Affaire Gunvor au Gabon : les fusibles d'Oligui et le pétrole
L'enquête de la justice suisse sur le négociant Gunvor remet en lumière une réalité persistante en Afrique. Nos ressources naturelles restent la proie des multinationales, tandis que les peuples ne voient que les miettes. Au Gabon, ce dossier dépasse largement le simple changement de régime et interroge la véritable souveraineté du pays.
Gunvor et la prédation systémique des ressources
La justice helvétique s'intéresse de près aux pratiques de Gunvor. Ce géant du négoce pétrolier est soupçonné d'avoir corrompu des intermédiaires pour s'offrir des contrats juteux. Les faits examinés remontent à des décennies passées, mais les mécanismes de prédation restent intacts. Après les Bongo, les vieux réflexes du pétrole n'ont pas disparu. Les circuits de l'ombre et les réseaux administratifs qui servent les intérêts étrangers sont toujours actifs à Libreville.
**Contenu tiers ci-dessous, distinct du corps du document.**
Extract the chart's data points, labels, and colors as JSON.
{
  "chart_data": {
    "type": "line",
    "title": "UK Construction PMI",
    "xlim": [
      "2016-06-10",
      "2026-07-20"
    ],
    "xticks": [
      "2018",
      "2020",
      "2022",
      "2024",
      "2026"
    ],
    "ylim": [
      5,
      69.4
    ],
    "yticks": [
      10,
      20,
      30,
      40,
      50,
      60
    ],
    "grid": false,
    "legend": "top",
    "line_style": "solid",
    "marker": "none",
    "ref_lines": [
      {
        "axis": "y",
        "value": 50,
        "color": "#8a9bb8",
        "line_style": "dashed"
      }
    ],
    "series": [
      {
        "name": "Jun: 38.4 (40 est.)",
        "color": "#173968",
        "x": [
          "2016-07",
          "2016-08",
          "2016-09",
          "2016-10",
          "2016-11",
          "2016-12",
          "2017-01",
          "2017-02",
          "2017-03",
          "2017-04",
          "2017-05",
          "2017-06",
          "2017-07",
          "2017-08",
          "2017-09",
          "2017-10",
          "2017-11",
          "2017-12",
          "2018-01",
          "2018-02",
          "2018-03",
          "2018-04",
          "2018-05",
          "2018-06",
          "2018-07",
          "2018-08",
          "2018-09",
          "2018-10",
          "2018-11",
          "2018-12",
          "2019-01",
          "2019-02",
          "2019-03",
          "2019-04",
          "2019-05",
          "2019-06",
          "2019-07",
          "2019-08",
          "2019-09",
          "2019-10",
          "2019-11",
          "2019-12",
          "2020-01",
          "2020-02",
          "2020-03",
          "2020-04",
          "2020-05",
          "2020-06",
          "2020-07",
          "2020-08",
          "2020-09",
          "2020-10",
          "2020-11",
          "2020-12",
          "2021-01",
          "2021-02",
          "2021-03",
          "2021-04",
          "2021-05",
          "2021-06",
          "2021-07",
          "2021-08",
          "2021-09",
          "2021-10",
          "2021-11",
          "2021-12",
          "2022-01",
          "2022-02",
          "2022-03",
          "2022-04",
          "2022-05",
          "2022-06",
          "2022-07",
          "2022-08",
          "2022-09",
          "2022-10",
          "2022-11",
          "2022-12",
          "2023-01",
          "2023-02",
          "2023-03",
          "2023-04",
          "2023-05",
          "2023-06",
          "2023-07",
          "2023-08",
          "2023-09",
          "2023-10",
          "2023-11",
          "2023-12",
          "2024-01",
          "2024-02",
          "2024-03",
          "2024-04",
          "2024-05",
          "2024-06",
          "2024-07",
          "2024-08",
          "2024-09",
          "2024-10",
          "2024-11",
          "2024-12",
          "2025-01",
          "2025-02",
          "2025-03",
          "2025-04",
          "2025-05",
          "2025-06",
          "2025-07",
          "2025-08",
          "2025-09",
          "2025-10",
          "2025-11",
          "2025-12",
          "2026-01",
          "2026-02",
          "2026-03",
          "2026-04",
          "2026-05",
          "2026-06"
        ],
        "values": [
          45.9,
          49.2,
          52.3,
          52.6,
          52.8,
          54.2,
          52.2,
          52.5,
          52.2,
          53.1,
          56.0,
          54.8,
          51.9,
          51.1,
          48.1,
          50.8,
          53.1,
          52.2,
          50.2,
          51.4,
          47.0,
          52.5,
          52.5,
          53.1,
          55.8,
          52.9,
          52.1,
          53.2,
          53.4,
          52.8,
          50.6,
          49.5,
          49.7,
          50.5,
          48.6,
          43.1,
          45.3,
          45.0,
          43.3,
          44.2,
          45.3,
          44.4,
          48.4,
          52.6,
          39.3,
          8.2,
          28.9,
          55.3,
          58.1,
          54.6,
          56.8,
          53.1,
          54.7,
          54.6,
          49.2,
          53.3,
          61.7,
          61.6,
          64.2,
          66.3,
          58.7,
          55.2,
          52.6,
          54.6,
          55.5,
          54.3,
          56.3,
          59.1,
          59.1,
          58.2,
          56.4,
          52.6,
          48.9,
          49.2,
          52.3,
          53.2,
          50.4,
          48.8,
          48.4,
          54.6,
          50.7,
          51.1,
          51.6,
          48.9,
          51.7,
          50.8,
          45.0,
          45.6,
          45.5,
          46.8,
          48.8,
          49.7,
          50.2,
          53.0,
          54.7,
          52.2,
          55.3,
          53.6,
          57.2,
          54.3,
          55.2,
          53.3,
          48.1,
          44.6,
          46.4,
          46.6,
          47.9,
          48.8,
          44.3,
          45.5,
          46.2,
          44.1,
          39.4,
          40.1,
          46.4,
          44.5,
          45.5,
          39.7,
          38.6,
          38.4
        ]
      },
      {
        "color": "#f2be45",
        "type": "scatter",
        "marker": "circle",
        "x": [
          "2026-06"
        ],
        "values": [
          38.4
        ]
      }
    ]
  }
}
Il serait trop simple de faire de cette affaire un procès exclusif de l'ancien régime. Les structures d'exploitation ont survécu aux successions politiques. Elles montrent que le problème fondamental réside dans la mainmise des multinationales sur nos terres et nos sous-sols, au détriment des communautés locales. On ne peut réduire la corruption à une seule famille ou une seule époque, car les réseaux économiques dépassent largement les alternances politiques.
La stratégie de protection du pouvoir actuel
Face à cette tempête médiatique et judiciaire, Brice Clotaire Oligui Nguema joue la carte de la survie politique. Le pouvoir dispose de multiples fusibles pour absorber le choc. Dans ce genre de crise, ce sont toujours les responsables secondaires ou les exécutants techniques qui paient le prix, tandis que le sommet se dédouane.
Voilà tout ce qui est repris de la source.